23 NOVEMBER 1929, Page 33

[To the Editor of the SPECTATOR.]

Sra,—Those of your readers who know something about shooting must have been both amused and disgusted at the letter you publish on the subject of big shoots. It is evident that " H." is supremely ignorant of what he writes about.

Some of us like big shoots, some do not, but it is certain we are not likely to take part in many if we wound the game as " H." imagines we do. Unless a man is sufficiently skilful to kill, and kill dead, a large proportion of what he shoots at he will have no big days unless they are on his own shooting.

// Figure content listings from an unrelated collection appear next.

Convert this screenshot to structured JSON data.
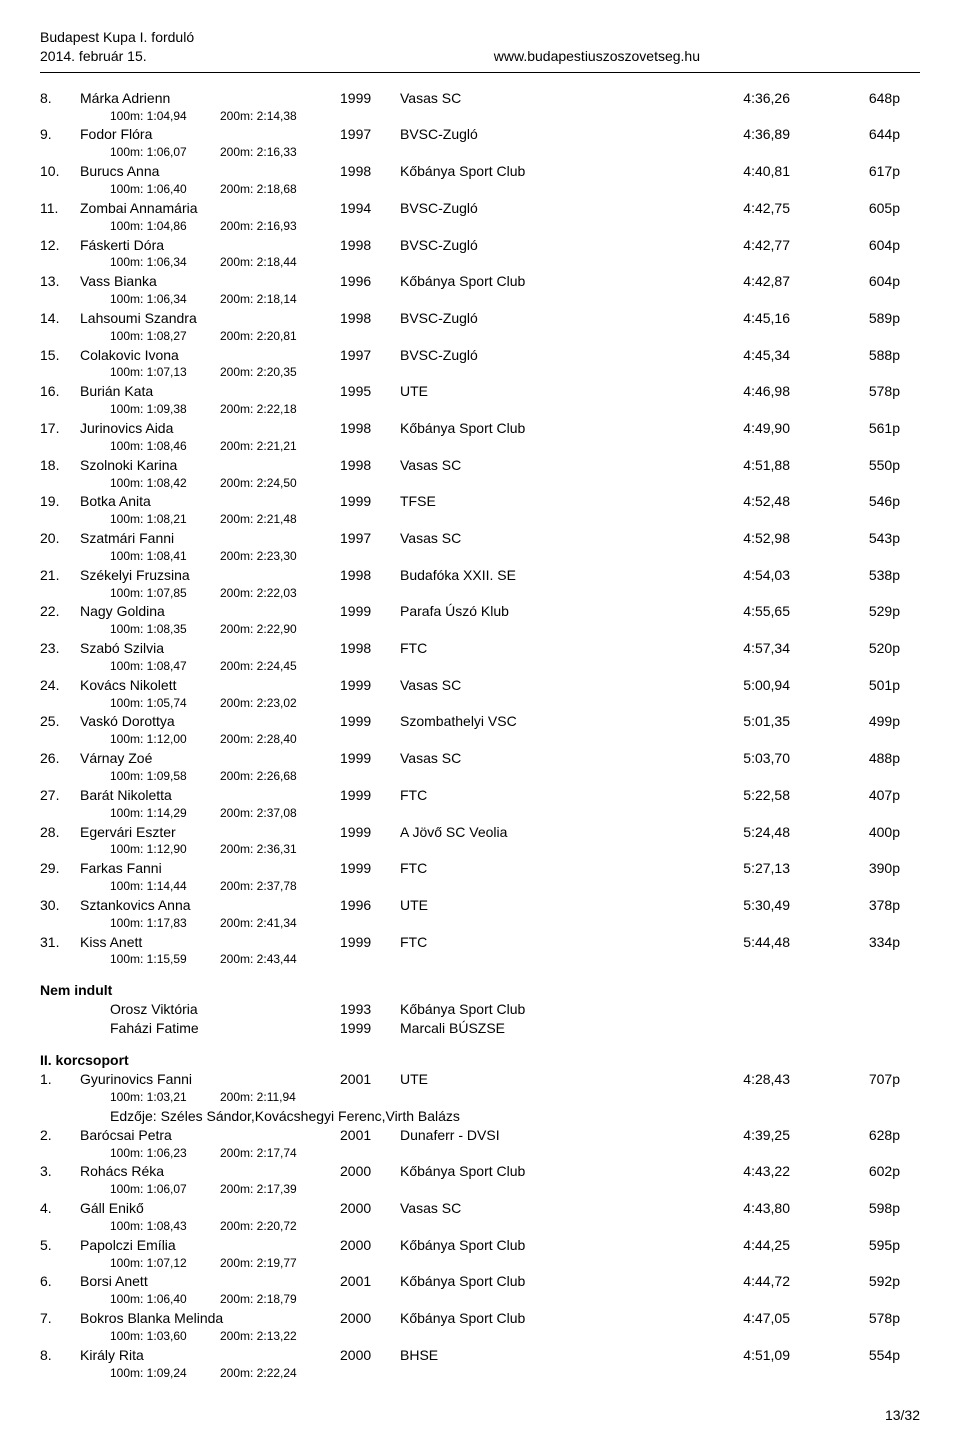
{
  "header": {
    "title": "Budapest Kupa I. forduló",
    "date": "2014. február 15.",
    "url": "www.budapestiuszoszovetseg.hu"
  },
  "results": [
    {
      "rank": "8.",
      "name": "Márka Adrienn",
      "year": "1999",
      "club": "Vasas SC",
      "time": "4:36,26",
      "pts": "648p",
      "s100": "1:04,94",
      "s200": "2:14,38"
    },
    {
      "rank": "9.",
      "name": "Fodor Flóra",
      "year": "1997",
      "club": "BVSC-Zugló",
      "time": "4:36,89",
      "pts": "644p",
      "s100": "1:06,07",
      "s200": "2:16,33"
    },
    {
      "rank": "10.",
      "name": "Burucs Anna",
      "year": "1998",
      "club": "Kőbánya Sport Club",
      "time": "4:40,81",
      "pts": "617p",
      "s100": "1:06,40",
      "s200": "2:18,68"
    },
    {
      "rank": "11.",
      "name": "Zombai Annamária",
      "year": "1994",
      "club": "BVSC-Zugló",
      "time": "4:42,75",
      "pts": "605p",
      "s100": "1:04,86",
      "s200": "2:16,93"
    },
    {
      "rank": "12.",
      "name": "Fáskerti Dóra",
      "year": "1998",
      "club": "BVSC-Zugló",
      "time": "4:42,77",
      "pts": "604p",
      "s100": "1:06,34",
      "s200": "2:18,44"
    },
    {
      "rank": "13.",
      "name": "Vass Bianka",
      "year": "1996",
      "club": "Kőbánya Sport Club",
      "time": "4:42,87",
      "pts": "604p",
      "s100": "1:06,34",
      "s200": "2:18,14"
    },
    {
      "rank": "14.",
      "name": "Lahsoumi Szandra",
      "year": "1998",
      "club": "BVSC-Zugló",
      "time": "4:45,16",
      "pts": "589p",
      "s100": "1:08,27",
      "s200": "2:20,81"
    },
    {
      "rank": "15.",
      "name": "Colakovic Ivona",
      "year": "1997",
      "club": "BVSC-Zugló",
      "time": "4:45,34",
      "pts": "588p",
      "s100": "1:07,13",
      "s200": "2:20,35"
    },
    {
      "rank": "16.",
      "name": "Burián Kata",
      "year": "1995",
      "club": "UTE",
      "time": "4:46,98",
      "pts": "578p",
      "s100": "1:09,38",
      "s200": "2:22,18"
    },
    {
      "rank": "17.",
      "name": "Jurinovics Aida",
      "year": "1998",
      "club": "Kőbánya Sport Club",
      "time": "4:49,90",
      "pts": "561p",
      "s100": "1:08,46",
      "s200": "2:21,21"
    },
    {
      "rank": "18.",
      "name": "Szolnoki Karina",
      "year": "1998",
      "club": "Vasas SC",
      "time": "4:51,88",
      "pts": "550p",
      "s100": "1:08,42",
      "s200": "2:24,50"
    },
    {
      "rank": "19.",
      "name": "Botka Anita",
      "year": "1999",
      "club": "TFSE",
      "time": "4:52,48",
      "pts": "546p",
      "s100": "1:08,21",
      "s200": "2:21,48"
    },
    {
      "rank": "20.",
      "name": "Szatmári Fanni",
      "year": "1997",
      "club": "Vasas SC",
      "time": "4:52,98",
      "pts": "543p",
      "s100": "1:08,41",
      "s200": "2:23,30"
    },
    {
      "rank": "21.",
      "name": "Székelyi Fruzsina",
      "year": "1998",
      "club": "Budafóka XXII. SE",
      "time": "4:54,03",
      "pts": "538p",
      "s100": "1:07,85",
      "s200": "2:22,03"
    },
    {
      "rank": "22.",
      "name": "Nagy Goldina",
      "year": "1999",
      "club": "Parafa Úszó Klub",
      "time": "4:55,65",
      "pts": "529p",
      "s100": "1:08,35",
      "s200": "2:22,90"
    },
    {
      "rank": "23.",
      "name": "Szabó Szilvia",
      "year": "1998",
      "club": "FTC",
      "time": "4:57,34",
      "pts": "520p",
      "s100": "1:08,47",
      "s200": "2:24,45"
    },
    {
      "rank": "24.",
      "name": "Kovács Nikolett",
      "year": "1999",
      "club": "Vasas SC",
      "time": "5:00,94",
      "pts": "501p",
      "s100": "1:05,74",
      "s200": "2:23,02"
    },
    {
      "rank": "25.",
      "name": "Vaskó Dorottya",
      "year": "1999",
      "club": "Szombathelyi VSC",
      "time": "5:01,35",
      "pts": "499p",
      "s100": "1:12,00",
      "s200": "2:28,40"
    },
    {
      "rank": "26.",
      "name": "Várnay Zoé",
      "year": "1999",
      "club": "Vasas SC",
      "time": "5:03,70",
      "pts": "488p",
      "s100": "1:09,58",
      "s200": "2:26,68"
    },
    {
      "rank": "27.",
      "name": "Barát Nikoletta",
      "year": "1999",
      "club": "FTC",
      "time": "5:22,58",
      "pts": "407p",
      "s100": "1:14,29",
      "s200": "2:37,08"
    },
    {
      "rank": "28.",
      "name": "Egervári Eszter",
      "year": "1999",
      "club": "A Jövő SC Veolia",
      "time": "5:24,48",
      "pts": "400p",
      "s100": "1:12,90",
      "s200": "2:36,31"
    },
    {
      "rank": "29.",
      "name": "Farkas Fanni",
      "year": "1999",
      "club": "FTC",
      "time": "5:27,13",
      "pts": "390p",
      "s100": "1:14,44",
      "s200": "2:37,78"
    },
    {
      "rank": "30.",
      "name": "Sztankovics Anna",
      "year": "1996",
      "club": "UTE",
      "time": "5:30,49",
      "pts": "378p",
      "s100": "1:17,83",
      "s200": "2:41,34"
    },
    {
      "rank": "31.",
      "name": "Kiss Anett",
      "year": "1999",
      "club": "FTC",
      "time": "5:44,48",
      "pts": "334p",
      "s100": "1:15,59",
      "s200": "2:43,44"
    }
  ],
  "dns": {
    "heading": "Nem indult",
    "entries": [
      {
        "name": "Orosz Viktória",
        "year": "1993",
        "club": "Kőbánya Sport Club"
      },
      {
        "name": "Faházi Fatime",
        "year": "1999",
        "club": "Marcali BÚSZSE"
      }
    ]
  },
  "group2": {
    "heading": "II. korcsoport",
    "coach_line": "Edzője: Széles Sándor,Kovácshegyi Ferenc,Virth Balázs",
    "results": [
      {
        "rank": "1.",
        "name": "Gyurinovics Fanni",
        "year": "2001",
        "club": "UTE",
        "time": "4:28,43",
        "pts": "707p",
        "s100": "1:03,21",
        "s200": "2:11,94",
        "coach_after_splits": true
      },
      {
        "rank": "2.",
        "name": "Barócsai Petra",
        "year": "2001",
        "club": "Dunaferr - DVSI",
        "time": "4:39,25",
        "pts": "628p",
        "s100": "1:06,23",
        "s200": "2:17,74"
      },
      {
        "rank": "3.",
        "name": "Rohács Réka",
        "year": "2000",
        "club": "Kőbánya Sport Club",
        "time": "4:43,22",
        "pts": "602p",
        "s100": "1:06,07",
        "s200": "2:17,39"
      },
      {
        "rank": "4.",
        "name": "Gáll Enikő",
        "year": "2000",
        "club": "Vasas SC",
        "time": "4:43,80",
        "pts": "598p",
        "s100": "1:08,43",
        "s200": "2:20,72"
      },
      {
        "rank": "5.",
        "name": "Papolczi Emília",
        "year": "2000",
        "club": "Kőbánya Sport Club",
        "time": "4:44,25",
        "pts": "595p",
        "s100": "1:07,12",
        "s200": "2:19,77"
      },
      {
        "rank": "6.",
        "name": "Borsi Anett",
        "year": "2001",
        "club": "Kőbánya Sport Club",
        "time": "4:44,72",
        "pts": "592p",
        "s100": "1:06,40",
        "s200": "2:18,79"
      },
      {
        "rank": "7.",
        "name": "Bokros Blanka Melinda",
        "year": "2000",
        "club": "Kőbánya Sport Club",
        "time": "4:47,05",
        "pts": "578p",
        "s100": "1:03,60",
        "s200": "2:13,22"
      },
      {
        "rank": "8.",
        "name": "Király Rita",
        "year": "2000",
        "club": "BHSE",
        "time": "4:51,09",
        "pts": "554p",
        "s100": "1:09,24",
        "s200": "2:22,24"
      }
    ]
  },
  "labels": {
    "split100_prefix": "100m: ",
    "split200_prefix": "200m: "
  },
  "footer": "13/32"
}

Big bags are not the main object, and anyhow they are not obtained by wounding the birds. Partridge-driving needs no excuse. It is, perhaps, the highest test of good shooting, and there is no better sport with the gun. How, I wonder, are partridges to be got unless driven ? The only way would be to mop up the poor things in thick cover during the first few days of September, when weak half-fledged and immature birds will sometimes lie close enough for a bag to be made.

There is no comparison between the skill and science required for successful driving and shooting at birds going away when walked up. Too often the shots are long ones, and many go away wounded and are not recovered. I have never been lucky enough to be invited to a moor where Lord — did not kill 1,800 grouse in a day, but if I were I should look up the record made by the late Lord Walsinglutm forty years ago, when he killed, I think, 1,056 grouse in a day—a marvellous exhibition of endurance and skill by a real good sportsman and most humane man. Only 1,510 cartridges were used, and the pick-up was only thirty-four head ! Not much wounding or firing into the brown here, or such a bag would be impossible.

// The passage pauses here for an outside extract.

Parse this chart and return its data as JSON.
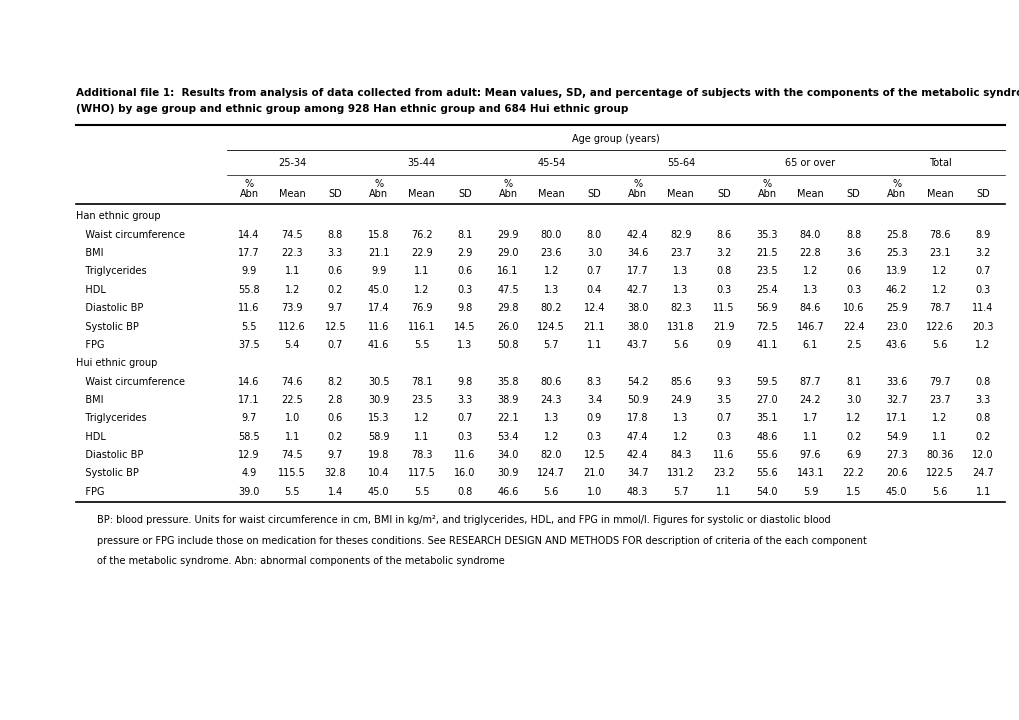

Men who kill grouse properly never shoot at birds behind so long as others are coming, nor, indeed, is this done in any shooting of driven game. As for the tame wild duck which showed such contempt for " H.'s " skill with the gun, I don't think I should have cared much for the shot, unless it was a high one ; but such a humorous bird perhaps deserved a better fate than to have his neck wrung !

I advise " and others who think as he does, to read what the late A. Stuart-Wortley says on the subject in his well-known books in the " Fur and Feather " series. They will thus learn something which experience has not taught them.—I am, Sir, &c.,

Woodside Lodge, Aspley Guise. F. W. BERRY.